Egli conduce così un’esistenza anonima, integrata nella massa, e in questo modo nasconde a se
stesso – oltre che agli altri – il carattere arbitrario, ingiustificato, di tali valori e regole, che non
hanno altro fondamento che una libera ed infondata decisione.
Si tratta di un grande gioco di maschere, per cui tutti fingono di non vedere quello che pure hanno
davanti agli occhi: nascondendosi l’infondatezza di tutti i valori condivisi e di tutte le norme sociali
correnti, l’uomo si nasconde la sua stessa libertà – e l’angoscia che da questa deriva. L’assoluta
libertà sarebbe infatti anche assoluto disorientamento (v. la Geworfenheit di Heidegger).
Per Pascal, gli uomini non danno forza alle idee dotate di valore, ma viceversa conferiscono valore
alle idee che hanno più forza; ossia si convincono, in mala fede, che tutte le abitudini e le finalità
che di fatto si sono imposte nel corso della storia, e che una certa autorità fa rispettare, siano le più
giuste e le più vere: è un modo di tranquillizzarsi, senza fare i conti con la propria libertà1.
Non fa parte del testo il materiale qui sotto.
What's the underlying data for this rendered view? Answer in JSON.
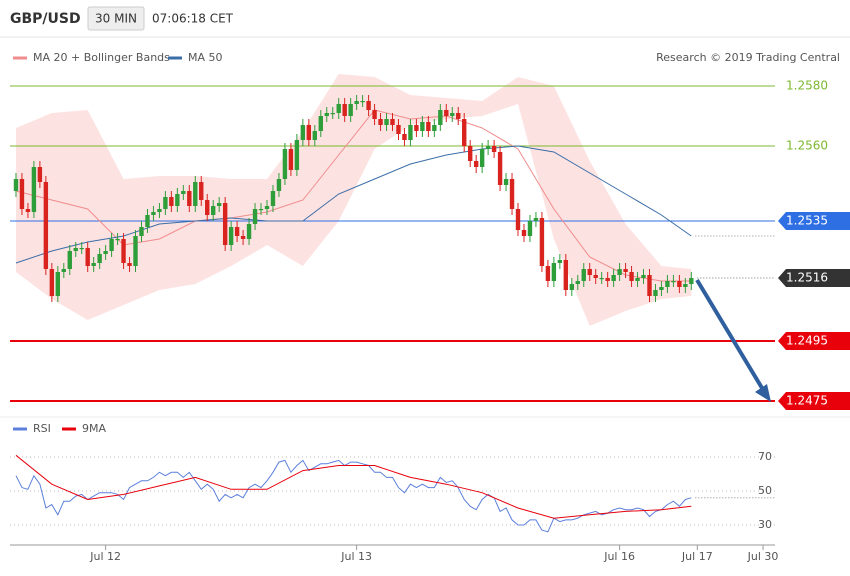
{
  "header": {
    "symbol": "GBP/USD",
    "timeframe": "30 MIN",
    "time": "07:06:18 CET"
  },
  "chart_data": [
    {
      "type": "candlestick",
      "source": "Research © 2019 Trading Central",
      "xlim": [
        -1,
        127
      ],
      "ylim": [
        1.247,
        1.2586
      ],
      "up_color": "#2e9e3a",
      "down_color": "#d9231f",
      "open": [
        1.2545,
        1.2549,
        1.2539,
        1.2538,
        1.2553,
        1.2548,
        1.2519,
        1.251,
        1.2518,
        1.2519,
        1.2525,
        1.2526,
        1.2526,
        1.252,
        1.2521,
        1.2524,
        1.2525,
        1.2529,
        1.2529,
        1.2521,
        1.252,
        1.253,
        1.2533,
        1.2537,
        1.2538,
        1.2539,
        1.2543,
        1.254,
        1.2544,
        1.2545,
        1.254,
        1.2548,
        1.2542,
        1.2537,
        1.254,
        1.2541,
        1.2527,
        1.2533,
        1.253,
        1.2529,
        1.2534,
        1.2539,
        1.2539,
        1.254,
        1.2545,
        1.2549,
        1.2559,
        1.2552,
        1.2562,
        1.2567,
        1.2562,
        1.2565,
        1.257,
        1.2571,
        1.2571,
        1.2574,
        1.257,
        1.2574,
        1.2575,
        1.2575,
        1.2572,
        1.2569,
        1.2567,
        1.2569,
        1.2567,
        1.2564,
        1.2562,
        1.2567,
        1.2565,
        1.2568,
        1.2565,
        1.2567,
        1.2572,
        1.257,
        1.2571,
        1.2569,
        1.256,
        1.2555,
        1.2553,
        1.2559,
        1.256,
        1.2558,
        1.2547,
        1.2549,
        1.2539,
        1.2532,
        1.253,
        1.2535,
        1.2536,
        1.252,
        1.2515,
        1.2521,
        1.2522,
        1.2512,
        1.2514,
        1.2515,
        1.2519,
        1.2517,
        1.2516,
        1.2516,
        1.2515,
        1.2517,
        1.2519,
        1.2518,
        1.2515,
        1.2516,
        1.2517,
        1.251,
        1.2512,
        1.2513,
        1.2515,
        1.2515,
        1.2513,
        1.2514
      ],
      "high": [
        1.2551,
        1.2551,
        1.2541,
        1.2555,
        1.2555,
        1.255,
        1.2521,
        1.252,
        1.2521,
        1.2527,
        1.2528,
        1.2528,
        1.2528,
        1.2523,
        1.2526,
        1.2527,
        1.2531,
        1.2531,
        1.2531,
        1.2523,
        1.2532,
        1.2535,
        1.2539,
        1.254,
        1.2541,
        1.2545,
        1.2545,
        1.2546,
        1.2547,
        1.2547,
        1.255,
        1.255,
        1.2544,
        1.2542,
        1.2543,
        1.2543,
        1.2535,
        1.2535,
        1.2532,
        1.2536,
        1.2541,
        1.2541,
        1.2542,
        1.2547,
        1.2551,
        1.2561,
        1.2561,
        1.2564,
        1.2569,
        1.2569,
        1.2567,
        1.2572,
        1.2573,
        1.2573,
        1.2576,
        1.2576,
        1.2576,
        1.2577,
        1.2577,
        1.2577,
        1.2574,
        1.2571,
        1.2571,
        1.2571,
        1.2569,
        1.2566,
        1.2569,
        1.2569,
        1.257,
        1.257,
        1.2569,
        1.2574,
        1.2574,
        1.2573,
        1.2573,
        1.2571,
        1.2562,
        1.2557,
        1.2561,
        1.2562,
        1.2562,
        1.256,
        1.2551,
        1.2551,
        1.2541,
        1.2534,
        1.2537,
        1.2538,
        1.2538,
        1.2522,
        1.2523,
        1.2524,
        1.2524,
        1.2516,
        1.2517,
        1.2521,
        1.2521,
        1.2519,
        1.2518,
        1.2518,
        1.2519,
        1.2521,
        1.2521,
        1.252,
        1.2518,
        1.2519,
        1.2519,
        1.2514,
        1.2515,
        1.2517,
        1.2517,
        1.2517,
        1.2516,
        1.2518
      ],
      "low": [
        1.2543,
        1.2537,
        1.2536,
        1.2536,
        1.2546,
        1.2517,
        1.2508,
        1.2508,
        1.2516,
        1.2517,
        1.2523,
        1.2524,
        1.2518,
        1.2518,
        1.2519,
        1.2522,
        1.2523,
        1.2527,
        1.2519,
        1.2518,
        1.2518,
        1.2528,
        1.2531,
        1.2535,
        1.2536,
        1.2537,
        1.2538,
        1.2538,
        1.2542,
        1.2538,
        1.2538,
        1.254,
        1.2535,
        1.2535,
        1.2538,
        1.2525,
        1.2525,
        1.2528,
        1.2527,
        1.2527,
        1.2532,
        1.2537,
        1.2537,
        1.2538,
        1.2543,
        1.2547,
        1.255,
        1.255,
        1.256,
        1.256,
        1.256,
        1.2563,
        1.2568,
        1.2569,
        1.2569,
        1.2568,
        1.2568,
        1.2572,
        1.2573,
        1.257,
        1.2567,
        1.2565,
        1.2565,
        1.2565,
        1.2562,
        1.256,
        1.256,
        1.2563,
        1.2563,
        1.2563,
        1.2563,
        1.2565,
        1.2568,
        1.2568,
        1.2567,
        1.2558,
        1.2553,
        1.2551,
        1.2551,
        1.2557,
        1.2556,
        1.2545,
        1.2545,
        1.2537,
        1.253,
        1.2528,
        1.2528,
        1.2533,
        1.2518,
        1.2513,
        1.2513,
        1.2519,
        1.251,
        1.251,
        1.2512,
        1.2513,
        1.2515,
        1.2514,
        1.2514,
        1.2513,
        1.2513,
        1.2515,
        1.2516,
        1.2513,
        1.2513,
        1.2514,
        1.2508,
        1.2508,
        1.251,
        1.2511,
        1.2513,
        1.2511,
        1.2511,
        1.2512
      ],
      "close": [
        1.2549,
        1.2539,
        1.2538,
        1.2553,
        1.2548,
        1.2519,
        1.251,
        1.2518,
        1.2519,
        1.2525,
        1.2526,
        1.2526,
        1.252,
        1.2521,
        1.2524,
        1.2525,
        1.2529,
        1.2529,
        1.2521,
        1.252,
        1.253,
        1.2533,
        1.2537,
        1.2538,
        1.2539,
        1.2543,
        1.254,
        1.2544,
        1.2545,
        1.254,
        1.2548,
        1.2542,
        1.2537,
        1.254,
        1.2541,
        1.2527,
        1.2533,
        1.253,
        1.2529,
        1.2534,
        1.2539,
        1.2539,
        1.254,
        1.2545,
        1.2549,
        1.2559,
        1.2552,
        1.2562,
        1.2567,
        1.2562,
        1.2565,
        1.257,
        1.2571,
        1.2571,
        1.2574,
        1.257,
        1.2574,
        1.2575,
        1.2575,
        1.2572,
        1.2569,
        1.2567,
        1.2569,
        1.2567,
        1.2564,
        1.2562,
        1.2567,
        1.2565,
        1.2568,
        1.2565,
        1.2567,
        1.2572,
        1.257,
        1.2571,
        1.2569,
        1.256,
        1.2555,
        1.2553,
        1.2559,
        1.256,
        1.2558,
        1.2547,
        1.2549,
        1.2539,
        1.2532,
        1.253,
        1.2535,
        1.2536,
        1.252,
        1.2515,
        1.2521,
        1.2522,
        1.2512,
        1.2514,
        1.2515,
        1.2519,
        1.2517,
        1.2516,
        1.2516,
        1.2515,
        1.2517,
        1.2519,
        1.2518,
        1.2515,
        1.2516,
        1.2517,
        1.251,
        1.2512,
        1.2513,
        1.2515,
        1.2515,
        1.2513,
        1.2514,
        1.2516
      ],
      "series": [
        {
          "name": "MA 20 + Bollinger Bands",
          "color": "#f08c8c",
          "band_color": "#fde2e2",
          "x": [
            0,
            6,
            12,
            18,
            24,
            30,
            36,
            42,
            48,
            54,
            60,
            66,
            72,
            78,
            84,
            90,
            96,
            102,
            108,
            113
          ],
          "values": [
            1.2545,
            1.2542,
            1.2539,
            1.2527,
            1.2529,
            1.2535,
            1.2536,
            1.2538,
            1.2542,
            1.2557,
            1.2572,
            1.2569,
            1.257,
            1.2566,
            1.2559,
            1.2539,
            1.2523,
            1.2517,
            1.2515,
            1.2515
          ],
          "upper": [
            1.2566,
            1.2571,
            1.2572,
            1.2549,
            1.255,
            1.255,
            1.2549,
            1.2549,
            1.2565,
            1.2584,
            1.2583,
            1.2577,
            1.2576,
            1.2575,
            1.2583,
            1.258,
            1.2555,
            1.2534,
            1.252,
            1.2519
          ],
          "lower": [
            1.2518,
            1.2509,
            1.2502,
            1.2507,
            1.2512,
            1.2514,
            1.252,
            1.2527,
            1.252,
            1.2535,
            1.2559,
            1.2567,
            1.2569,
            1.257,
            1.2574,
            1.2529,
            1.25,
            1.2505,
            1.2509,
            1.251
          ]
        },
        {
          "name": "MA 50",
          "color": "#3b6ea8",
          "x": [
            0,
            6,
            12,
            18,
            24,
            30,
            36,
            42,
            48,
            54,
            60,
            66,
            72,
            78,
            84,
            90,
            96,
            102,
            108,
            113
          ],
          "values": [
            1.2521,
            1.2525,
            1.2528,
            1.253,
            1.2534,
            1.2535,
            1.2536,
            1.2535,
            1.2535,
            1.2544,
            1.2549,
            1.2554,
            1.2557,
            1.2559,
            1.256,
            1.2558,
            1.2551,
            1.2544,
            1.2537,
            1.253
          ]
        }
      ],
      "levels": [
        {
          "value": 1.258,
          "label": "1.2580",
          "color": "#7cb82f",
          "style": "plain"
        },
        {
          "value": 1.256,
          "label": "1.2560",
          "color": "#7cb82f",
          "style": "plain"
        },
        {
          "value": 1.2535,
          "label": "1.2535",
          "color": "#2f6fe4",
          "style": "box"
        },
        {
          "value": 1.2516,
          "label": "1.2516",
          "color": "#333333",
          "style": "price"
        },
        {
          "value": 1.2495,
          "label": "1.2495",
          "color": "#e8000b",
          "style": "box"
        },
        {
          "value": 1.2475,
          "label": "1.2475",
          "color": "#e8000b",
          "style": "box"
        }
      ]
    },
    {
      "type": "line",
      "xlim": [
        -1,
        127
      ],
      "ylim": [
        20,
        80
      ],
      "yticks": [
        30,
        50,
        70
      ],
      "grid": true,
      "xticks": [
        {
          "value": 15,
          "label": "Jul 12"
        },
        {
          "value": 57,
          "label": "Jul 13"
        },
        {
          "value": 101,
          "label": "Jul 16"
        },
        {
          "value": 114,
          "label": "Jul 17"
        },
        {
          "value": 125,
          "label": "Jul 30"
        }
      ],
      "series": [
        {
          "name": "RSI",
          "color": "#5b7fdb",
          "values": [
            59,
            52,
            51,
            59,
            54,
            40,
            42,
            36,
            44,
            44,
            47,
            48,
            45,
            47,
            49,
            49,
            49,
            48,
            45,
            52,
            54,
            56,
            56,
            58,
            61,
            59,
            61,
            61,
            58,
            61,
            56,
            51,
            54,
            51,
            44,
            48,
            46,
            48,
            46,
            52,
            54,
            52,
            56,
            61,
            67,
            68,
            61,
            65,
            68,
            62,
            64,
            66,
            66,
            67,
            68,
            65,
            67,
            67,
            66,
            65,
            61,
            61,
            58,
            58,
            52,
            49,
            54,
            52,
            54,
            52,
            52,
            58,
            55,
            56,
            52,
            45,
            41,
            39,
            45,
            48,
            46,
            38,
            40,
            33,
            30,
            30,
            33,
            33,
            27,
            26,
            34,
            32,
            33,
            33,
            34,
            36,
            37,
            38,
            36,
            37,
            39,
            40,
            39,
            39,
            40,
            39,
            35,
            38,
            39,
            42,
            44,
            41,
            45,
            46
          ]
        },
        {
          "name": "9MA",
          "color": "#e8000b",
          "x": [
            0,
            6,
            12,
            18,
            24,
            30,
            36,
            42,
            48,
            54,
            60,
            66,
            72,
            78,
            84,
            90,
            96,
            102,
            108,
            113
          ],
          "values": [
            71,
            54,
            45,
            48,
            53,
            58,
            51,
            51,
            62,
            65,
            65,
            58,
            54,
            49,
            40,
            34,
            36,
            38,
            39,
            41
          ]
        }
      ]
    }
  ]
}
Che cosa vuole, in definitiva, l’uomo che vive nel divertissement? Secondo Pascal, tutte le mete e
gli scopi così perseguiti sono soltanto obiettivi superficiali, pretesti per non uscire dal gioco delle
maschere. Il giocatore raggiunge il suo vero scopo, sia che vinca, sia che perda; egli desidera infatti,
anzitutto giocare: ogni desiderio è, in realtà, desiderio di desiderare. In tal modo, il divertissement
perpetua se stesso e rinvia l’appuntamento decisivo – da cui l’uomo si sente comunque atteso.
Tutte queste tesi pascaliane ritornano, senza sostanziali modifiche, nel pensiero di Leopardi: i due
pensatori condividono anche la convinzione che la vera grandezza dell’uomo è la consapevolezza
della sua condizione, ossia il superamento di tutte quelle false consolazioni che rendono inautentica,
superficiale e meschina la sua esistenza.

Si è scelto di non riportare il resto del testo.